All of us remember Sarah with huge respect for her genuine passion for uro-oncology, her patients and as an example of the type of nurse we should all aspire to be.

Wendy Ansell.

Bruce Turner 1979-2016

Bruce Turner was a well known and loved BAUN member, a nurse consultant at the Homerton Hospital, London and BAUN Education lead for many years.

Bruce was quite simply awesome. His love for Urology was indisputable and his enthusiasm for education for nurses was an indomitable force.  During his time on BAUN council, he was instrumental in designing and organising programs of informative and free study days which were accessible to all in Urology.

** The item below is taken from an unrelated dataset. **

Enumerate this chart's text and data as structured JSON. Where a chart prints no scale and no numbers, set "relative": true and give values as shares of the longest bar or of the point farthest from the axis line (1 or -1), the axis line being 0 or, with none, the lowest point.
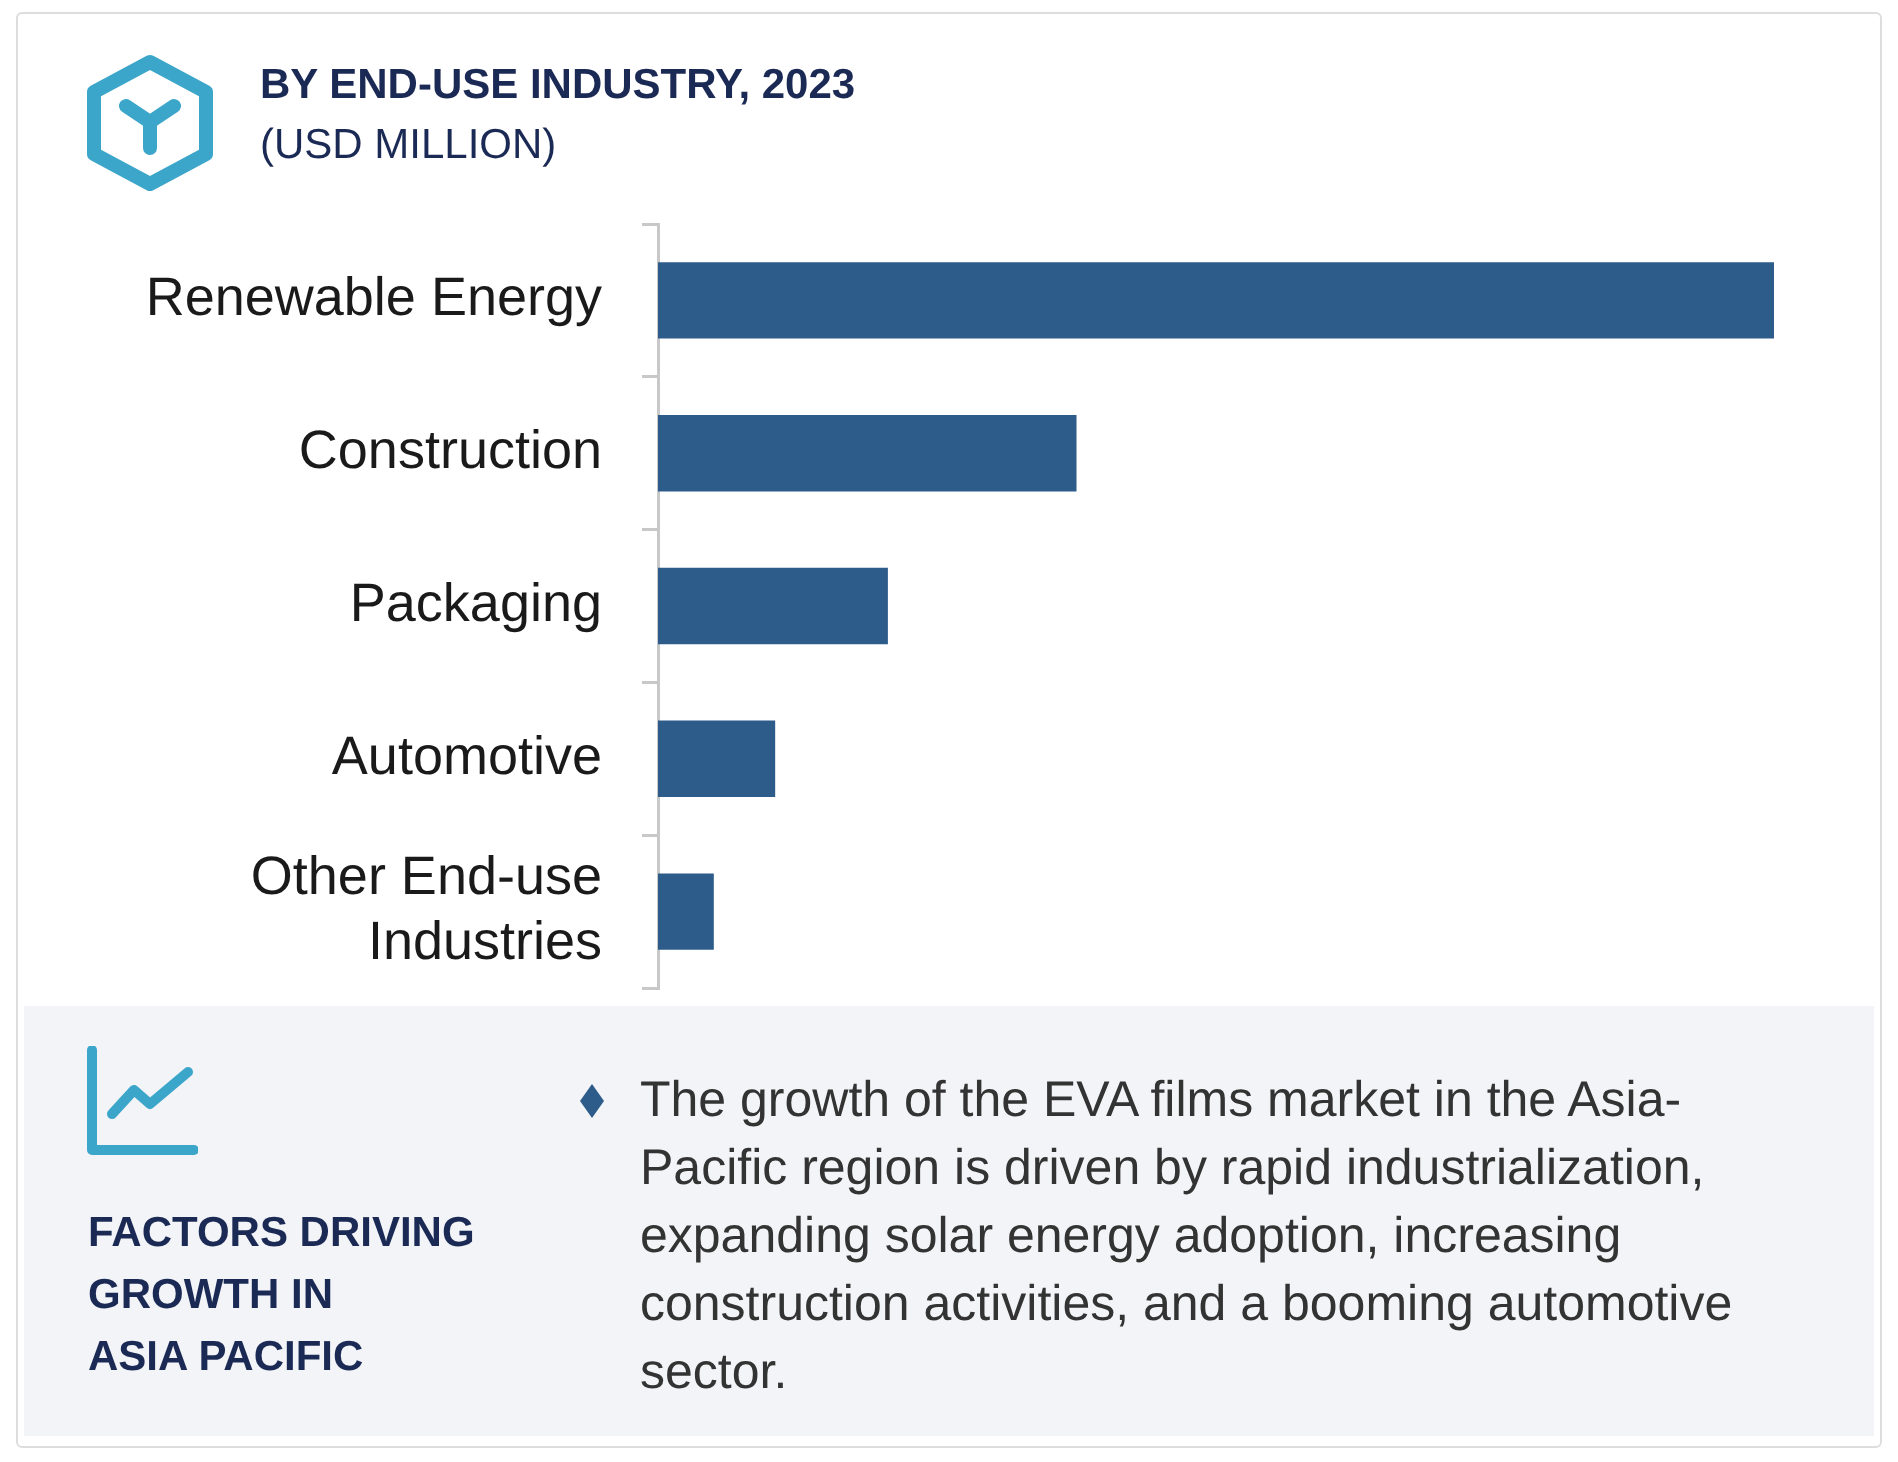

Our beloved friend and colleague died in 2016 after a terminal diagnosis of cancer. He was determined to continue his mission to educate and impassion Urological nurses and left instructions that a legacy should continue in his name. This legacy has been used to establish The Bruce Turner Award: an annual prize which will provide a fully funded place (Transport, accommodation and conference fees) to the BAUN annual conference, along with a council mentor to help your development and an opportunity to attend BAUN council and a team building day.

Bruce always encouraged and supported urology nurses to attend conference. He strove to enhance our knowledge and rejuvenate our love for this diverse speciality; not only through the education programme, but also through socialising with friends, colleagues and peers. He was also a mentor and inspiration for many, helping urological nurses to develop their practice and reach their professional goals, and we are proud to continue his legacy through this award.